第11話 ステイナー家
◇◆◇◆
ミーアやキャンベルと鍛錬を始めて数日が経ったある日のこと。
政務官のメチャムが俺の部屋にやって来た。
「ミリアルド様、ご相談が」
メチャムは小太りの中年で、ヒリュー家領の統治を取り仕切っている男だ。確かゲーム本編では、税収が下がったことに腹を立てたミリアルドに逆恨みされ処刑されてしまう可哀そうな役回りだった。

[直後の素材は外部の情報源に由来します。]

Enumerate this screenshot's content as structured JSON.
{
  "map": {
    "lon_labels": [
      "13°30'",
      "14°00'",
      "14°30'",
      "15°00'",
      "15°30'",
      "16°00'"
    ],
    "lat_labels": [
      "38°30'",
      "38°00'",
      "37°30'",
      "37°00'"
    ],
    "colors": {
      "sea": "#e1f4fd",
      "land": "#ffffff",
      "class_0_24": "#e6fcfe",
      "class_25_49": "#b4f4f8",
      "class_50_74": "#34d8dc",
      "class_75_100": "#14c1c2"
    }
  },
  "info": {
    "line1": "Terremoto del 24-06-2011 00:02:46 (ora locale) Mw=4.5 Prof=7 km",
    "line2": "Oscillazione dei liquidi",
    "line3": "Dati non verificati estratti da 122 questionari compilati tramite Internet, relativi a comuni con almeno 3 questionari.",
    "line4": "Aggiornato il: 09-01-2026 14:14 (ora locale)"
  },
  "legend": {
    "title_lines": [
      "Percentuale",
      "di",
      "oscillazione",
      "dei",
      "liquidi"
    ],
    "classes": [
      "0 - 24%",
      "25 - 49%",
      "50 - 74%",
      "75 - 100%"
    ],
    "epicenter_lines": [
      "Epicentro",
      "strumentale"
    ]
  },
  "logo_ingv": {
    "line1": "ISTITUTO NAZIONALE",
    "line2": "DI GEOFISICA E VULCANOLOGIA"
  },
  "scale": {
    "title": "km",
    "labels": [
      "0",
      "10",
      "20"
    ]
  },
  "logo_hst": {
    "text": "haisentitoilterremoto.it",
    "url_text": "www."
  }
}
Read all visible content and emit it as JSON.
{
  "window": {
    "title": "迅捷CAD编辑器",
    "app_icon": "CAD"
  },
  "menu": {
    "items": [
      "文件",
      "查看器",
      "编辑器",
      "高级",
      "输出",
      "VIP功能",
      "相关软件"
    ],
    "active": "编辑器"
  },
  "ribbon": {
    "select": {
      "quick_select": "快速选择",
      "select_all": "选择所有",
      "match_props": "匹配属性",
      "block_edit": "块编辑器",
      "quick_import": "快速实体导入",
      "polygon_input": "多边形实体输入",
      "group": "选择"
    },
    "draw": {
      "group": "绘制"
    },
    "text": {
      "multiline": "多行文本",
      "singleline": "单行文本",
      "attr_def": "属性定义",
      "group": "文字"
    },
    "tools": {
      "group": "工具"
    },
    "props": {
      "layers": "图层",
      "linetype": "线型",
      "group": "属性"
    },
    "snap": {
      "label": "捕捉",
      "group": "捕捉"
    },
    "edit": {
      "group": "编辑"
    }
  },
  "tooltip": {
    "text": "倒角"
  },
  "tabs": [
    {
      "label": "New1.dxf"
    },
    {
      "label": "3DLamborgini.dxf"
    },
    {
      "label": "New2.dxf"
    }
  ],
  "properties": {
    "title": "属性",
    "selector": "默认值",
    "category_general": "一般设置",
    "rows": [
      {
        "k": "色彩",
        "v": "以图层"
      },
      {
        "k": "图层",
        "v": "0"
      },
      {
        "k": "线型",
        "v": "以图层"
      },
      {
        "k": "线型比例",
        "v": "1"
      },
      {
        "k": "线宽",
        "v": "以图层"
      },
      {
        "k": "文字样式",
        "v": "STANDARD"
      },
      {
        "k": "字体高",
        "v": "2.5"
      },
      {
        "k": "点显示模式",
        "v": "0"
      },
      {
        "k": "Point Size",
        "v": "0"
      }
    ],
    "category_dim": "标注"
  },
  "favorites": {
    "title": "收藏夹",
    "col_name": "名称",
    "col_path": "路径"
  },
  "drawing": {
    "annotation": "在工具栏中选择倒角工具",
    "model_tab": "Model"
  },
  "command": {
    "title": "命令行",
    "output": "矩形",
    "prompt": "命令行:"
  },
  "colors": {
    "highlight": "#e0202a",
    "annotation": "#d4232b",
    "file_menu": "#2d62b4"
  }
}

民衆から税金を搾り取り自分が贅沢をすることしか考えていないミリアルドに代わって政治を一手に担っているのはこのメチャムなのだから、実際のところかなり優秀な人物なのだろう。でなければヒリュー領はとっくの昔に財政破綻しているはずだ。
そんなメチャムは、汗ばんだ手をせわしなく動かし、落ち着かない様子で手元の書類を捲った。
「珍しいな、俺に相談なんて」
「え、ええ。ミリアルド様のお耳に入れておくべき案件かと思いまして。実は、ステイナー家から資金援助の要請が届いているのです」
「ステイナー家?」
聞き覚えのある名前だった。
同時に、銀髪の令嬢のイラストが脳裏を過った。
「リリィ・ステイナーか」
俺は思わず呟いていた。
メチャムが深く頷く。
「ええ、そうです。ステイナー家の当主、リリィ様からです」
リリィ・ステイナー。
俺の推しヒロインにして、この世界にやってくる直前、『ブレス・オブ・ファンタジー』の五週目をプレイしていた俺が攻略しようとしていたヒロインこそ、このリリィ・ステイナーだった。
ゲーム本編で、リリィは部下たちの裏切りが原因で領地経営に失敗し、追放されて路頭を彷徨っていたところを主人公に救われることになる。リリィに出会うイベントを発生させるタイミングが結構シビアなんだよな。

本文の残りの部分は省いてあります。